Having missed the fact that our tank was nearly bone dry, we pulled up to a lonely gas station off the highway; it appeared as though a major fire had burned out most of the pumps. The lights were on in the station and only one very old pump was in working order. The thick cloud cover from earlier in the evening had completely broken up by the time we exited the interstate to hit the rural byways west toward the ghost town. At times I joked about turning off the headlights and taking my hands off the wheel as the near-full moonlight bathed the landscape, the road was nary a curve and fellow travelers were few and far between.
We followed the startlingly loud GPS lady’s directions as we neared closer to our destination. Once we turned off Highway 6 onto a nameless gravel road, we felt complete isolation.

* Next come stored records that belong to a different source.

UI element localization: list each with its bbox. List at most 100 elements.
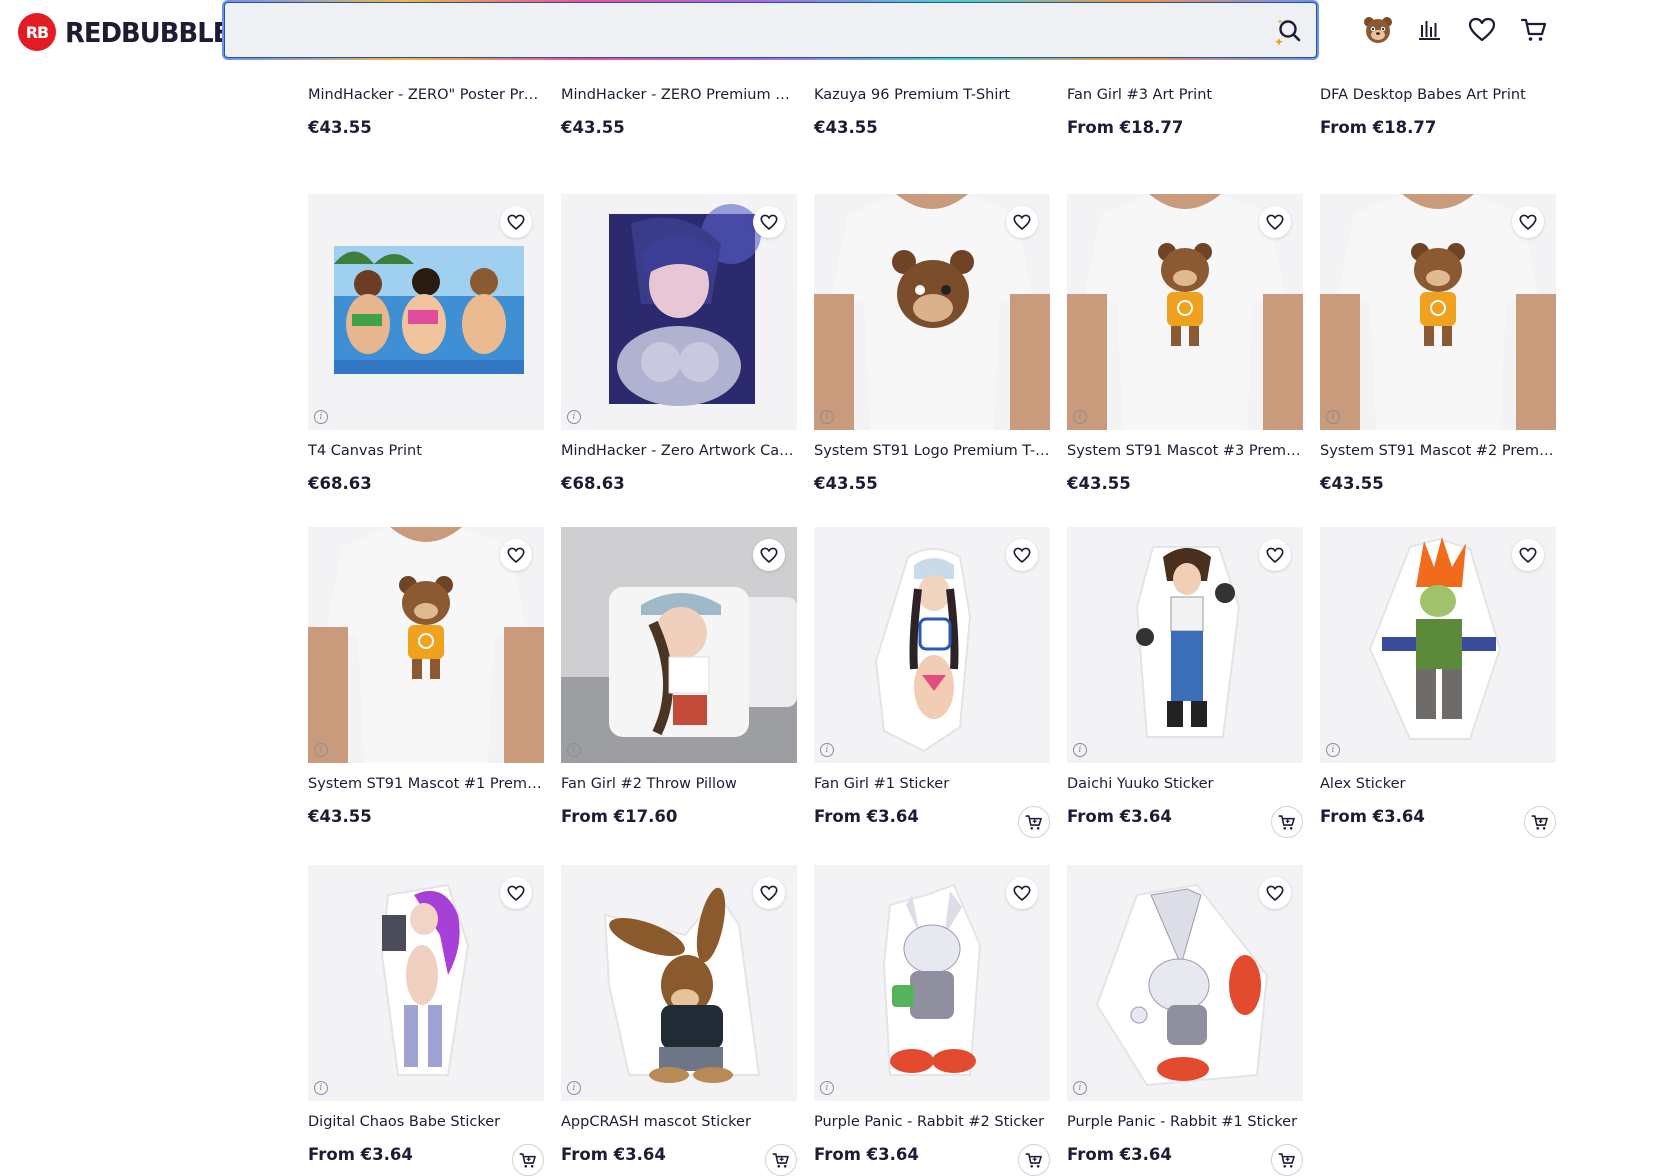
search-input[interactable] — [237, 3, 1237, 57]
product-price: From €3.64 — [814, 1145, 919, 1164]
favorite-button[interactable] — [500, 539, 532, 571]
favorite-button[interactable] — [753, 539, 785, 571]
info-icon[interactable]: i — [567, 1081, 581, 1095]
info-icon[interactable]: i — [567, 410, 581, 424]
product-title[interactable]: System ST91 Mascot #3 Premiu... — [1067, 443, 1303, 459]
favorite-button[interactable] — [1512, 206, 1544, 238]
info-icon[interactable]: i — [314, 410, 328, 424]
info-icon[interactable]: i — [820, 410, 834, 424]
product-image[interactable]: i — [1067, 865, 1303, 1101]
product-price: From €17.60 — [561, 807, 678, 826]
info-icon[interactable]: i — [1073, 743, 1087, 757]
favorite-button[interactable] — [1259, 877, 1291, 909]
product-title[interactable]: Digital Chaos Babe Sticker — [308, 1114, 544, 1130]
product-price: From €3.64 — [1067, 807, 1172, 826]
product-price: From €3.64 — [308, 1145, 413, 1164]
heart-icon — [1266, 214, 1284, 230]
cart-icon — [1520, 17, 1548, 43]
product-title[interactable]: Kazuya 96 Premium T-Shirt — [814, 87, 1050, 103]
product-price: From €3.64 — [1067, 1145, 1172, 1164]
product-image[interactable]: i — [814, 865, 1050, 1101]
product-title[interactable]: Purple Panic - Rabbit #1 Sticker — [1067, 1114, 1303, 1130]
product-title[interactable]: Fan Girl #2 Throw Pillow — [561, 776, 797, 792]
product-price: €43.55 — [1067, 474, 1131, 493]
info-icon[interactable]: i — [314, 1081, 328, 1095]
account-avatar-icon — [1362, 14, 1394, 46]
info-icon[interactable]: i — [567, 743, 581, 757]
add-to-cart-button[interactable] — [1524, 806, 1556, 838]
info-icon[interactable]: i — [820, 743, 834, 757]
info-icon[interactable]: i — [820, 1081, 834, 1095]
product-title[interactable]: Daichi Yuuko Sticker — [1067, 776, 1303, 792]
product-title[interactable]: MindHacker - ZERO" Poster Prem... — [308, 87, 544, 103]
favorite-button[interactable] — [1006, 539, 1038, 571]
heart-icon — [1013, 885, 1031, 901]
account-button[interactable] — [1362, 12, 1394, 48]
favorite-button[interactable] — [1512, 539, 1544, 571]
add-to-cart-icon — [772, 1152, 789, 1168]
search-button[interactable] — [1270, 13, 1306, 49]
product-price: From €3.64 — [814, 807, 919, 826]
product-image[interactable]: i — [308, 527, 544, 763]
info-icon[interactable]: i — [1073, 1081, 1087, 1095]
product-title[interactable]: System ST91 Mascot #2 Premiu... — [1320, 443, 1556, 459]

Even under the bright moon, we could barely make out the silhouetted ruins of Sherbrooke amongst the dark overgrowth. An umbrella of dead foliage leftover from summer days still clung to the limbs of trees and underbrush. It was hard to imagine even the slightest bustle of farmers, families and all kinds of wild and domesticated field animals amongst the now forgotten town. The odd feeling reaches even the smallest nerve-endings. Per usual, a steady current of anxiety and excitement coursed through our veins as we cracked open our car doors to the brisk country air. Where we were, no one would ever know.
The temperature hovered just under a 30 degrees Fahrenheit (-1 Celsius). Not yet accustomed to this winter’s infamous polar vortex phenomenon, the crisp prairie wind whipped right through our jackets. First up on our list: an old abandoned Studebaker. Having only seen a photo, I had no idea where it was buried. For nearly a half hour we walked up and down the gravel road and scrounged through wet sawgrass with our flashlights. Just before giving up, Katie recommended we try one more area deep into field. Sure enough, the muted glint of metal tucked amongst knee-high weeds was indeed a sight for sore eyes. We captured a few different compositions, but the clouds came back with a vengeance, further yellowing the already dusty gold landscape.
We moved on to a partially collapsed two-story structure closer to the main road. With red gel flash in hand, Katie reluctantly tucked into an open doorway of what was left of the old building. It took over a half dozen runs before we got the perfect shot. She said that every time she crawled underneath the glorified shack of rotting wood, her gut screamed that it would completely collapse with a single gust of wind. Barring any drastic weather, it will probably stand sturdy for years to come.
After a couple hours of shooting we decided the cold was indeed winning the battle over our toes and poor shoe choices. It may seem like a lot to travel all this way to capture a beat up old car and some decaying ghost town ruins, but as our toes thawed out in the car, the familiar warmth of sheer giddiness overwhelmed us once again. It never gets old.
Luckily the adrenaline would prove to keep us awake as we traveled the sleepy countryside looking for a place to touch down for the night. Nearly two hours away, a perfect cozy little motel awaited us.